И вот издали, из–за других, почти незаметно, он вел тебя единственным путем, учил своей великой науке. И как радовался он, когда в какой–нибудь мелочи, в какой–нибудь черточке проскальзывало, что наука эта усвояется.
Один год я как–то особенно усиленно посещал разные московские храмы. Это было связано с большой затратой сил, своего рода было подвигом. Истощенный, голодный, после службы идешь вечером по страшной темной Москве пешком, без трамваев, куда–нибудь в Хамовники, в Кудрине, в Рогожскую — ко всенощной. Я считал это большой заслугой и как–то сказал об это Батюшке, думая, что он похвалит. Он только удивился. «А ты чего ходишь–то, чего ищешь?» Я так смутился, что не знал, что сказать. «Тебе что у нас не нравится, чего не хватает?» Наконец, решился сказать: «Пения». — «Ну вот, ты много ходишь по разным храмам, где же по–твоему поют лучше?» И я задумался. И вот все концертное пение показалось таким ненужным, фальшивым, несоответствующим великому таинству богослужения, и я мог назвать только один храм — Марфо–Марьинский. Батюшка так обрадовался, точно я выдержал какой–то экзамен: «Ах, Марфо–Марьинский, да, да, говорят, там хорошо поют, вот мне и Преосвященный Тихон все говорит, что хорошо, а мне все некогда, все хочу туда поехать. Ну вот и хорошо, хорошо».
Иногда он точно приоткрывал такой тайничок, точно впускал в свое сокровенное. Сам начинал учить. Один раз он рассказал мне о прилоге и о помысле. «Помни о прилоге, это тебе полезно знать и помнить». Один раз, когда я говорил о монастыре, приласкал меня и сказал: «А как, ты не пробовал Иисусову молитву. Ты бы и начинал к ней понемногу привыкать».

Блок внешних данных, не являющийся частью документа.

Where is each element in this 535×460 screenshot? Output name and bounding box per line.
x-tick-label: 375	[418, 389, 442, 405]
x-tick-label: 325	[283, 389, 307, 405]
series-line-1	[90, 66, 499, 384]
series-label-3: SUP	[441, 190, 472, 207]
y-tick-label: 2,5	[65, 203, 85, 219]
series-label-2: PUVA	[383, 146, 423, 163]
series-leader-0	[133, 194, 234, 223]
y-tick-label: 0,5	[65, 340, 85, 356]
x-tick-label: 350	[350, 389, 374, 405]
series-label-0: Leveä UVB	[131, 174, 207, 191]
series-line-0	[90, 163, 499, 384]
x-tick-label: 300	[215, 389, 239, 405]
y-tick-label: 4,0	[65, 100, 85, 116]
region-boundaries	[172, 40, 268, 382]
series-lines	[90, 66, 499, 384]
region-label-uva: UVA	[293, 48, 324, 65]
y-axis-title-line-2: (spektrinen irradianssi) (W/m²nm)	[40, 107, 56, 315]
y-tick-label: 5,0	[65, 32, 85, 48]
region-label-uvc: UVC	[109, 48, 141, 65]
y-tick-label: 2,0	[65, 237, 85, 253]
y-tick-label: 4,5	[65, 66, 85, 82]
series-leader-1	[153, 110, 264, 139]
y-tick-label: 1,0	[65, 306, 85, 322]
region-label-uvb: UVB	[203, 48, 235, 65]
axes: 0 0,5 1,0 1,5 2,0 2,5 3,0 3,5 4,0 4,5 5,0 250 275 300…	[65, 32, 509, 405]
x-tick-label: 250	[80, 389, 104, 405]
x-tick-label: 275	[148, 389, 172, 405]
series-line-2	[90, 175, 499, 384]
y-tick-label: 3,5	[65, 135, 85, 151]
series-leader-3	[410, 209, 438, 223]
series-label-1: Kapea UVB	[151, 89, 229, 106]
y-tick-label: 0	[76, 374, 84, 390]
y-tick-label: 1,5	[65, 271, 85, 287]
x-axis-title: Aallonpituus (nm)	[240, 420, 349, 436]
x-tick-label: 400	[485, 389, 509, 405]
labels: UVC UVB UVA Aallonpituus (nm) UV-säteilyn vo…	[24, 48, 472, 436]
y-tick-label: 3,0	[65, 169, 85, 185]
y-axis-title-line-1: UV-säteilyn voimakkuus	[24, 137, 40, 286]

Уже изнемогающий, задыхающийся в последнюю зиму — его проводили по церкви. Только прикоснешься губами к рукаву его шубы. Он смотрит своими ласковыми глазами, а губы шепчут: «Отче Александре».
Последняя исповедь.
…«Не люблю, осуждаю, гневаюсь, завидую»… Он смотрит. Его глаза залиты слезами, он шепчет: «И это Александр, который был всегда такой любящий, такой терпеливый, такой кроткий, такой добрый!»
Батюшка, но когда же вы видели меня любящим, терпеливым, добрым? Или он плакал о том образе, о том первом Александре, которого я помутил своими грехами?
Я уходил. Он удержал меня:
— Почему ты не придешь ко мне?
Молчу. Ведь как объяснишь, что скажешь?
— Ты приходи. Придешь?
Молча отвечаю: «Приду». Но он обезпокоился:
— Нет, ты пообещай, что придешь ко мне.
Обещаю, Батюшка радуется. Радостный благословляет, радостный отпускает меня. «Ты приходи ко мне», — это его последние ко мне слова. Может быть, уже прозревая свою смерть, он, зная мою неустойчивость, хотел обещанием связать меня, чтобы я не отходил от него, не забывал его, чтобы я приходил к его могилке.
Когда я вернулся из Сибири [126], я первым делом, конечно, пошел на Маросейку к отцу Алексею. Многое меня смущало. У меня собственно не было никаких документов, кроме телеграммы Луначарского и отношения Поарм–5 о том, что такой–то откомандировывается в распоряжение тов. Луначарского.
Батюшка меня успокоил: «Все устроится. Будешь жить в Москве».
И действительно молитвами дорогого Батюшки все устроилось, как он сказал. Я остался в Москве. Демобилизовался. Получил документы. Стал опять жить с мамой и Варей, как жил до Сибири. Нужно было где–то служить. И это устроилось. Через Серафимовича попал в ЛИТО Наркомпроса.